The agrin, or miniagrin, gene that the investigators used is normal in the laminin-deficient mice, prompting the researchers to believe that the immune system would tolerate additional agrin protein.

Like the laminin alpha-2 protein, the agrin protein plays a role in maintaining a supportive sheath around muscle fibers known as the basal lamina. The basal lamina protects muscle fibers from damage and holds proteins around the edge of the fiber in their proper positions.

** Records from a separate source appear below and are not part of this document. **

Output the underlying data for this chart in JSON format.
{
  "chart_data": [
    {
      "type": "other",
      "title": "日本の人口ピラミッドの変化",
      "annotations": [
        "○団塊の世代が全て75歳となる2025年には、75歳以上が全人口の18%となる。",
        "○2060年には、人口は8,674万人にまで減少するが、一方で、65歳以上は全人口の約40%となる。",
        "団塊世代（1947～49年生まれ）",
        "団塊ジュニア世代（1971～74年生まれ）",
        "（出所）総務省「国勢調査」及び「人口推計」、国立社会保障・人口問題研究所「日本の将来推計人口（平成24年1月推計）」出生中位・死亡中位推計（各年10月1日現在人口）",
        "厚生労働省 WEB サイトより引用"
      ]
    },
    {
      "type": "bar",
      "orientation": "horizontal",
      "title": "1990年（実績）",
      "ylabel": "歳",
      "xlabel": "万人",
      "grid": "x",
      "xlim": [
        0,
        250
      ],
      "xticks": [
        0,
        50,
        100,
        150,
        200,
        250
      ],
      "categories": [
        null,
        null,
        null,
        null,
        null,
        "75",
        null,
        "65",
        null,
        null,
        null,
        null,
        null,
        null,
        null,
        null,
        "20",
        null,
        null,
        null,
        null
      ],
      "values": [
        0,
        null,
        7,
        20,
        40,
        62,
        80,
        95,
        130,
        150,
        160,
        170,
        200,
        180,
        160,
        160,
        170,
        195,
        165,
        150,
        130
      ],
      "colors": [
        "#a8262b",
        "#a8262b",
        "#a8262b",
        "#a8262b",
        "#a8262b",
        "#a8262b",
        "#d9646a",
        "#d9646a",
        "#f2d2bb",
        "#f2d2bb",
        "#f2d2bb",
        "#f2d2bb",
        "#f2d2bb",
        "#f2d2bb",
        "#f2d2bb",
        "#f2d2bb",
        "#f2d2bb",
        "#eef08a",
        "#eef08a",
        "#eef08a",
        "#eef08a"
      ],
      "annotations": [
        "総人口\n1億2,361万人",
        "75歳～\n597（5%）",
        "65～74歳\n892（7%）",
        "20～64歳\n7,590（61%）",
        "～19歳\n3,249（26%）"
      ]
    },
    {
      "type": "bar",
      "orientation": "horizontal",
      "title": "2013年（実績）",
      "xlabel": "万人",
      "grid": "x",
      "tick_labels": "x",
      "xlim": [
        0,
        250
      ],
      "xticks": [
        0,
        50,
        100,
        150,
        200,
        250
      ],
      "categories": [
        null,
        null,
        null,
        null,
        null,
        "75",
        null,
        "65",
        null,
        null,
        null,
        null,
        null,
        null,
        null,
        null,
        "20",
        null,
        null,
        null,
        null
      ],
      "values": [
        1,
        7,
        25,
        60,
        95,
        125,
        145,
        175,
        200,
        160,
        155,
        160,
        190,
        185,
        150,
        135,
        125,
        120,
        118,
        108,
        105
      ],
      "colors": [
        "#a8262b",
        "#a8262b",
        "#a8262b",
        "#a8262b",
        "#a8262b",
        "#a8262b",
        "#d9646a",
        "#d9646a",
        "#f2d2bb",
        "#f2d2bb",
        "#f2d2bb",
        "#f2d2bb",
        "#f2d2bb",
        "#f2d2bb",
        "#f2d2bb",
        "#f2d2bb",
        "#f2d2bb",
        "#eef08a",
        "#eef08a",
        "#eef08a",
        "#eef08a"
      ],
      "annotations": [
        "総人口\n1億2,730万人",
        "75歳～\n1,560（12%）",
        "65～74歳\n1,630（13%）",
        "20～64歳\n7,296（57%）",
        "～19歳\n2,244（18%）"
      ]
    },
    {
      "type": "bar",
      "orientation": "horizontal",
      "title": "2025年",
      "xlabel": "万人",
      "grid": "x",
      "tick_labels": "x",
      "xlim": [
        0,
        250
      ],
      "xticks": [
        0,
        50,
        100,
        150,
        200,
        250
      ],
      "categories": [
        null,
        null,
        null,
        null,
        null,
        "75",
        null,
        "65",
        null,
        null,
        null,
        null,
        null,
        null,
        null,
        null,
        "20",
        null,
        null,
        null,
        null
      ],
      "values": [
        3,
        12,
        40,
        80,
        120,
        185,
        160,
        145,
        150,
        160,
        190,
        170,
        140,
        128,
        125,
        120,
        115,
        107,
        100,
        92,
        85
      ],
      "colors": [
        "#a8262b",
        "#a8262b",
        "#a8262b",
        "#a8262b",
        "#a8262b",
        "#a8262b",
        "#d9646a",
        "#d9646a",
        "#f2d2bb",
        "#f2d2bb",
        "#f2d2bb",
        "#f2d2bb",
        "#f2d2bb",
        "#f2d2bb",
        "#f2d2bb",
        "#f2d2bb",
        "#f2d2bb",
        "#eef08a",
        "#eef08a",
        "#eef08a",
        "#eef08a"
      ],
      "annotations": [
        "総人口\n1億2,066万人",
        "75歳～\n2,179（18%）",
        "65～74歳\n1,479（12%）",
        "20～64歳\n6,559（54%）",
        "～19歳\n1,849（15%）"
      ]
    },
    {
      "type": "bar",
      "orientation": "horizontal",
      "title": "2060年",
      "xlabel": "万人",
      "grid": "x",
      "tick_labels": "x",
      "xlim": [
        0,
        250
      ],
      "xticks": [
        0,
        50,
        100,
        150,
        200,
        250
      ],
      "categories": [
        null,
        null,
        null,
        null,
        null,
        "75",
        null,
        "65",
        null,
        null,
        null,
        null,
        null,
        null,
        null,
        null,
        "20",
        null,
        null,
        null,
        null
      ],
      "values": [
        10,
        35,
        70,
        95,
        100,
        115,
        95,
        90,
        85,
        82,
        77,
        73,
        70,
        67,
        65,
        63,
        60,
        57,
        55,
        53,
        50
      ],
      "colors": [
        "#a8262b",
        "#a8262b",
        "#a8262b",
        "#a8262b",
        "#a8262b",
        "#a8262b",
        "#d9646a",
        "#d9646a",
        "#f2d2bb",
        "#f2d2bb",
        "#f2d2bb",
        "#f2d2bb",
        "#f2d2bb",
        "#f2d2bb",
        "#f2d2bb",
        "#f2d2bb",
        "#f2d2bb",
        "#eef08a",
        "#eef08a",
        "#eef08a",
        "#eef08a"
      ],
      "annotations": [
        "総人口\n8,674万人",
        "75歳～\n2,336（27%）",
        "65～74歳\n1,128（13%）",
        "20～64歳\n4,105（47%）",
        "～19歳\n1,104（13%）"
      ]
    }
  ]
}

“We are excited about the outcome of our study, because it shows that somatic (after birth) gene therapy approaches can be used to treat this very severe form of muscular dystrophy and also prolong the lifespan of the dystrophy-affected mice,” Xiao said. “If this outcome could be translated to human patients in the future, there would be a potential treatment for CMD, which has no effective treatment currently available.”

The Pittsburgh researchers performed several experiments, delivering the miniagrin gene by two different methods, each of which utilized a slightly different viral transporter.

In one set of experiments, they delivered miniagrin genes, each inserted into the shell of a virus known as AAV2 (adeno-associated virus 2), directly into the leg muscles of mice with laminin-deficient CMD. Two months after the injections, the treated leg muscles showed more agrin, less scarring and general signs of improvement in muscle health compared to the same muscles in untreated mice.

In another set, they delivered the same genes, this time inserted into AAV1 (adeno-associated virus 1) shells, injected into the abdominal cavity of the mice as a form of systemic therapy.

The systemic delivery resulted in far-reaching therapeutic effects. About four months after treatment, the mice showed increased agrin levels and improvement in the appearance of several skeletal muscles groups, including the respiratory diaphragm and other breathing muscles, and the heart.

The treated muscle fibers were larger and didn’t show the scarring that reflects dystrophy-related muscle damage. The hearts of the treated mice were nearly indistinguishable from those of normal mice, the investigators say.

Only 50 percent of untreated mice with laminin-deficient congenital muscular dystrophy were alive at the age of 4 weeks, while 50 percent of those systemically treated with the miniagrin genes were alive at more than 17 weeks.

MDA is a voluntary health agency working to defeat more than 40 neuromuscular diseases through programs of worldwide research, comprehensive services, and far-reaching professional and public health education.

The University of Pittsburgh is one of three muscular dystrophy centers of excellence co-funded by MDA and the National Institutes of Health. Qiao, who has MDA funding for this project, is the recipient of a development grant for new investigators. Xiao has received MDA funding as a senior investigator to develop AAV gene transport vehicles.